Dengan wajah datar tanpa ekspresi ayahanda menjawab : Naha ..si Ade milu sipenmaru kitu? (gubrak..kalau kata anak sekarang mah)...ternyata selama ini dia ngak tahu bahwa anak tercintanya ikut UMPTN....wah...mungkin karena terlalu banyak anak jadi lupa deh (kami 12 bersaudara lho), dan memang karakter ayahanda tuh dingin dan ngak banyak ngomong, bahkan si Haris menjulukinya : Si Cuek dari Selatan (hapunten nya Pak). Tapi alhamdulilah kalau masalah suport finansial dia nomor satu (thanks Dad..)

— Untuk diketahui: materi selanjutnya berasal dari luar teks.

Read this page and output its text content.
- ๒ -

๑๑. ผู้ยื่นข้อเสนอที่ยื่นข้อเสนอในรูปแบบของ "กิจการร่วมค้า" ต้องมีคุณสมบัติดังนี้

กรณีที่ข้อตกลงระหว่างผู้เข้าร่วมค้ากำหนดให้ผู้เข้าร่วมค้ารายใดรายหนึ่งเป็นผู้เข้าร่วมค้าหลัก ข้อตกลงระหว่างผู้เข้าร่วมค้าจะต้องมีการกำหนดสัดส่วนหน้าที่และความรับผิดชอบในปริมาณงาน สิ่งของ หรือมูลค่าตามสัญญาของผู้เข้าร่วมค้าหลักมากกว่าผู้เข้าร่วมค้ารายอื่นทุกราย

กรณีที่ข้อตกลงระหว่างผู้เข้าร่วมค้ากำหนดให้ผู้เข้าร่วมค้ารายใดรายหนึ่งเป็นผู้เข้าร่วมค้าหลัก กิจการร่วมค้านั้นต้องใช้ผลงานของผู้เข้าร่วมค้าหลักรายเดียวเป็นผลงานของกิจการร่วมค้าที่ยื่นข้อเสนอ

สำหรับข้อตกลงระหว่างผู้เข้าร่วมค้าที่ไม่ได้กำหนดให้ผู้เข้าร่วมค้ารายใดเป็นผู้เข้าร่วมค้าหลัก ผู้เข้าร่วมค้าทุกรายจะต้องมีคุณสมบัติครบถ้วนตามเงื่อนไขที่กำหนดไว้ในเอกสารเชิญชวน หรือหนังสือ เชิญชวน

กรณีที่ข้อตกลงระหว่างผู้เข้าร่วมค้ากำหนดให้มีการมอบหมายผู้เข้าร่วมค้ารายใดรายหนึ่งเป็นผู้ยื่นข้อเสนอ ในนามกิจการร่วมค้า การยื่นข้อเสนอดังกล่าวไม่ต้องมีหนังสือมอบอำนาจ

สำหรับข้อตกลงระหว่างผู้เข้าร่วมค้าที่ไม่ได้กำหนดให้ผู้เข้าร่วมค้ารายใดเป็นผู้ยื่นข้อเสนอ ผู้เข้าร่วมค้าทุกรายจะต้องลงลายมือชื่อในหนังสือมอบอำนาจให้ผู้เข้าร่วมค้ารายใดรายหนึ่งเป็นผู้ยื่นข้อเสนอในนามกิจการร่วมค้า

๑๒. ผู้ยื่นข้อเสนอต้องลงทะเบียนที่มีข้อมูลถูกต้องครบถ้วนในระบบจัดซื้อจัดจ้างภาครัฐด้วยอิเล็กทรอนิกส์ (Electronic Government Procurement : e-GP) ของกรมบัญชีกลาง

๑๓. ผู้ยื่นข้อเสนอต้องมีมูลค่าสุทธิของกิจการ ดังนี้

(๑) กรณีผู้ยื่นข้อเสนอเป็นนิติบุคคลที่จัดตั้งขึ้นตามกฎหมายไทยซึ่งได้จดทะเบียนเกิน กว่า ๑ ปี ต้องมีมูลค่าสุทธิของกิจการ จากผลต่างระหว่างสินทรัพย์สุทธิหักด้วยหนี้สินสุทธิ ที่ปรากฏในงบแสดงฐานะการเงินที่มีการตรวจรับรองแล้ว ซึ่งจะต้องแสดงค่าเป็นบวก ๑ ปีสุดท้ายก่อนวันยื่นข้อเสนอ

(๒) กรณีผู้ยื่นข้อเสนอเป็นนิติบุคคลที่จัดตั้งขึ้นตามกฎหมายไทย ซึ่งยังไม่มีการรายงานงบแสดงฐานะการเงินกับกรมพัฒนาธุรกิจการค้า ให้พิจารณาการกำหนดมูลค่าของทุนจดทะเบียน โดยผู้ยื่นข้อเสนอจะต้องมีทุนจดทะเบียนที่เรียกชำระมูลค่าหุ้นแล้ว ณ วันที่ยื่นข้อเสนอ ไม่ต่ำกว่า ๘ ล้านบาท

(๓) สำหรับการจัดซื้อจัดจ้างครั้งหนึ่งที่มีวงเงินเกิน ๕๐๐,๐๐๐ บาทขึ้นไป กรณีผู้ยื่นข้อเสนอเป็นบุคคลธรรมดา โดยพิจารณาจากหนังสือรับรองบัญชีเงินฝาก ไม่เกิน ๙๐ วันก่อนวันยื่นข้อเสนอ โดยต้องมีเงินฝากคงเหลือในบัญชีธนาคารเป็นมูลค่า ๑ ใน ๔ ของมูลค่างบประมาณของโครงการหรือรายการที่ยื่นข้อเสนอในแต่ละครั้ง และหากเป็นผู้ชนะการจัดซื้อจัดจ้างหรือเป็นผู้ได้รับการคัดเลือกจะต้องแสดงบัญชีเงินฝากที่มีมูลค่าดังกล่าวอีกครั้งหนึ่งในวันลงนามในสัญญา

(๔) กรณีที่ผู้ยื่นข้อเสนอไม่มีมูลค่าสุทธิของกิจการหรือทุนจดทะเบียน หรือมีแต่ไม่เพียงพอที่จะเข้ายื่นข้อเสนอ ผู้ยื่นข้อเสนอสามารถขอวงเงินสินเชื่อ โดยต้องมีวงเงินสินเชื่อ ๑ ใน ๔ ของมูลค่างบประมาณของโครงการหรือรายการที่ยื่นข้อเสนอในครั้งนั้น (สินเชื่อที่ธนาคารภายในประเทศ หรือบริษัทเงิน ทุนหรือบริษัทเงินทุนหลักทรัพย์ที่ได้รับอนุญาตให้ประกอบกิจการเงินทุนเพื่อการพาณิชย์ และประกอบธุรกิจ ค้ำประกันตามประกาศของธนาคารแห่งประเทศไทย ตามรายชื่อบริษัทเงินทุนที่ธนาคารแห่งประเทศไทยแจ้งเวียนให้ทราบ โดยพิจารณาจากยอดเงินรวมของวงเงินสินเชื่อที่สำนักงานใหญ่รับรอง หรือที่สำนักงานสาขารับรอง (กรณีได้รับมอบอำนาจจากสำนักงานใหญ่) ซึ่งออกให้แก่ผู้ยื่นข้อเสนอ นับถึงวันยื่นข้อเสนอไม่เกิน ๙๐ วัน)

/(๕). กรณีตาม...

Kembali ke topik awal...4 tahun aku menjalani perkuliahan dengan penuh semangat karena untuk mendapatkan kesempatan ini aku harus berjuang keras. Alhamdulillah aku lulus dengan predikat "cumlaude" dan terasa istimewa karena aku telah mencetak sejarah, sebelumnya sepanjang jurusan kami berdiri baru pecah rekor ada yang lulus cumlaude. Dan sebagai konsekuensinya aku diminta sama ketua jurusan saat itu Prof. Dr. Soemarto, MSIE untuk melamar menjadi dosen. Tahun 1999 aku resmi menjadi dosen di JPTE UPI.

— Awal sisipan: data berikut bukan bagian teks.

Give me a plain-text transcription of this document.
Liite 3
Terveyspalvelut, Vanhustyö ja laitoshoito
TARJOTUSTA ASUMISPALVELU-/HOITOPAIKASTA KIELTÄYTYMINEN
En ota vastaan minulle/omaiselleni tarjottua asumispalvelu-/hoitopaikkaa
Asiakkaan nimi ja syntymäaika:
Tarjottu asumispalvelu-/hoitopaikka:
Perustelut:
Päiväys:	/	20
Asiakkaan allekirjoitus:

Satu pertanyaan yang sering terlontar : kok mau jadi dosen? kan gajinya kecil? pusing lagi berhadapan dengan mahasiswa?

Pertanyaan itu terlalu sering aku terima, dari saudara, temen, tetangga bahkan mertua..he..he, dan hanya ada satu kalimat yang bisa dijawab...hidupku mengalir begitu saja termasuk ketika pilihan pekerjaan untuk jadi dosen menghampiriku....aku tak pernah berfikir panjang, ambil dan nikmati dengan penuh cinta...
Tidak terasa nyaris 10 tahun aku menjalani profesi ini, tapi subhanallah banyak sekali pelajaran hidup yang aku dapatkan, ternyata profesi ini telah memberikan pelajaran hidup yang bermakna, berhadapan dengan beraneka latar belakang mahasiswa, rutin mengajar, meneliti dan membimbing memberikan warna yang maha dasyat dalam perjalanan hidup ini. Sejak lulus S-1 memang aku tidak pernah dihadapkan pilihan pekerjaan diluar bidang pendidikan, ya mungkin itu yang dinamakan garis hidup. Menjadi dosen dan selamanya menjadi dosen.

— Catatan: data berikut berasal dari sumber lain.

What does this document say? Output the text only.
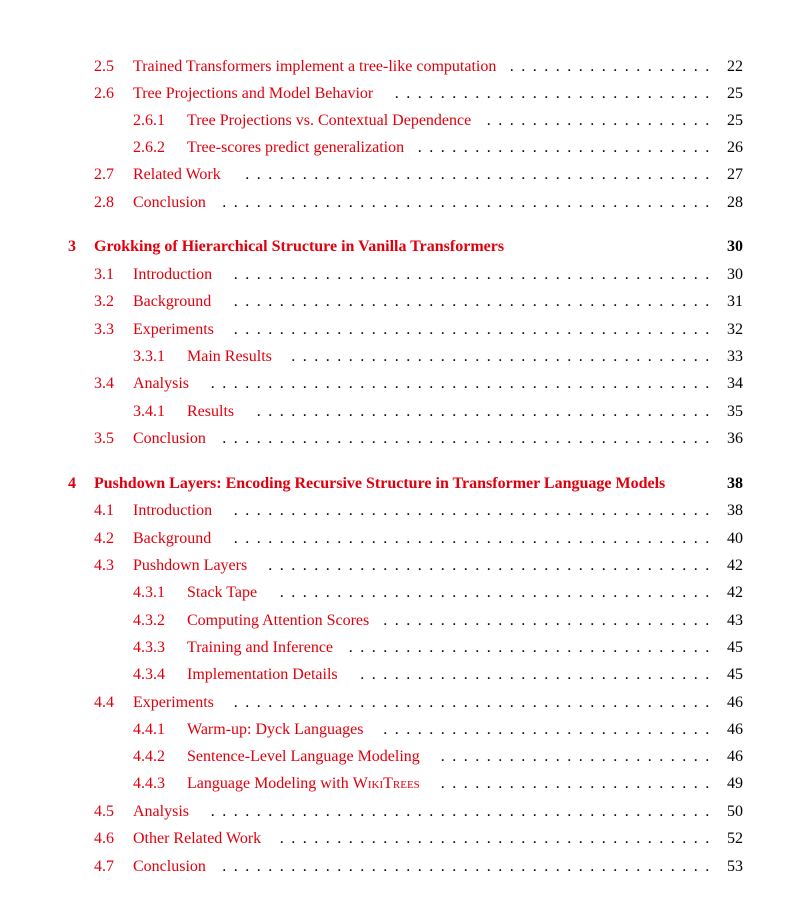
2.5 Trained Transformers implement a tree-like computation . . . . . . . . . . . . . . . . . . 22
2.6 Tree Projections and Model Behavior	. . . . . . . . . . . . . . . . . . . . . . . . . . . . 25
2.6.1 Tree Projections vs. Contextual Dependence . . . . . . . . . . . . . . . . . . . . 25
2.6.2 Tree-scores predict generalization . . . . . . . . . . . . . . . . . . . . . . . . . . 26
2.7 Related Work	. . . . . . . . . . . . . . . . . . . . . . . . . . . . . . . . . . . . . . . . . 27
2.8 Conclusion	. . . . . . . . . . . . . . . . . . . . . . . . . . . . . . . . . . . . . . . . . . . 28
3 Grokking of Hierarchical Structure in Vanilla Transformers	30
3.1 Introduction	. . . . . . . . . . . . . . . . . . . . . . . . . . . . . . . . . . . . . . . . . . 30
3.2 Background	. . . . . . . . . . . . . . . . . . . . . . . . . . . . . . . . . . . . . . . . . . 31
3.3 Experiments	. . . . . . . . . . . . . . . . . . . . . . . . . . . . . . . . . . . . . . . . . . 32
3.3.1 Main Results	. . . . . . . . . . . . . . . . . . . . . . . . . . . . . . . . . . . . . 33
3.4 Analysis	. . . . . . . . . . . . . . . . . . . . . . . . . . . . . . . . . . . . . . . . . . . . 34
3.4.1 Results	. . . . . . . . . . . . . . . . . . . . . . . . . . . . . . . . . . . . . . . . 35
3.5 Conclusion	. . . . . . . . . . . . . . . . . . . . . . . . . . . . . . . . . . . . . . . . . . . 36
4 Pushdown Layers: Encoding Recursive Structure in Transformer Language Models	38
4.1 Introduction	. . . . . . . . . . . . . . . . . . . . . . . . . . . . . . . . . . . . . . . . . . 38
4.2 Background	. . . . . . . . . . . . . . . . . . . . . . . . . . . . . . . . . . . . . . . . . . 40
4.3 Pushdown Layers	. . . . . . . . . . . . . . . . . . . . . . . . . . . . . . . . . . . . . . . 42
4.3.1 Stack Tape	. . . . . . . . . . . . . . . . . . . . . . . . . . . . . . . . . . . . . . 42
4.3.2 Computing Attention Scores . . . . . . . . . . . . . . . . . . . . . . . . . . . . . 43
4.3.3 Training and Inference . . . . . . . . . . . . . . . . . . . . . . . . . . . . . . . . 45
4.3.4 Implementation Details	. . . . . . . . . . . . . . . . . . . . . . . . . . . . . . . 45
4.4 Experiments	. . . . . . . . . . . . . . . . . . . . . . . . . . . . . . . . . . . . . . . . . . 46
4.4.1 Warm-up: Dyck Languages	. . . . . . . . . . . . . . . . . . . . . . . . . . . . . 46
4.4.2 Sentence-Level Language Modeling	. . . . . . . . . . . . . . . . . . . . . . . . 46
4.4.3 Language Modeling with WikiTrees	. . . . . . . . . . . . . . . . . . . . . . . . 49
4.5 Analysis	. . . . . . . . . . . . . . . . . . . . . . . . . . . . . . . . . . . . . . . . . . . . 50
4.6 Other Related Work	. . . . . . . . . . . . . . . . . . . . . . . . . . . . . . . . . . . . . . 52
4.7 Conclusion	. . . . . . . . . . . . . . . . . . . . . . . . . . . . . . . . . . . . . . . . . . . 53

Keadilan Allah tidak perlu diragukan lagi, memang cita-citaku dulu selepas SMA pengen masuk ITB ngak kesampaian, tapi alhamdulillah atmosfer akademik ITB dapat saya rasakan ketika saya menempuh S-2 dan sekarang sedang menyelesaikan S-3 di ITB dengan beasiswa dari Dikti. Yaa Allah ternyata Engkau memang Maha Pengasih, Maha Pemurah. Tak pernah engkau berhitung tentang seberapa banyak nikmat yang telah engkau berikan kepada hambaMu ini. ...ketika saya menulis blog ini....Allah terus memberikan kenikmatan kepada aku...aku berkesempatan mengikuti program sandwich selama 4 bulan untuk magang riset di Tokyo Institute of Technology...alhamdulillah ya Allah.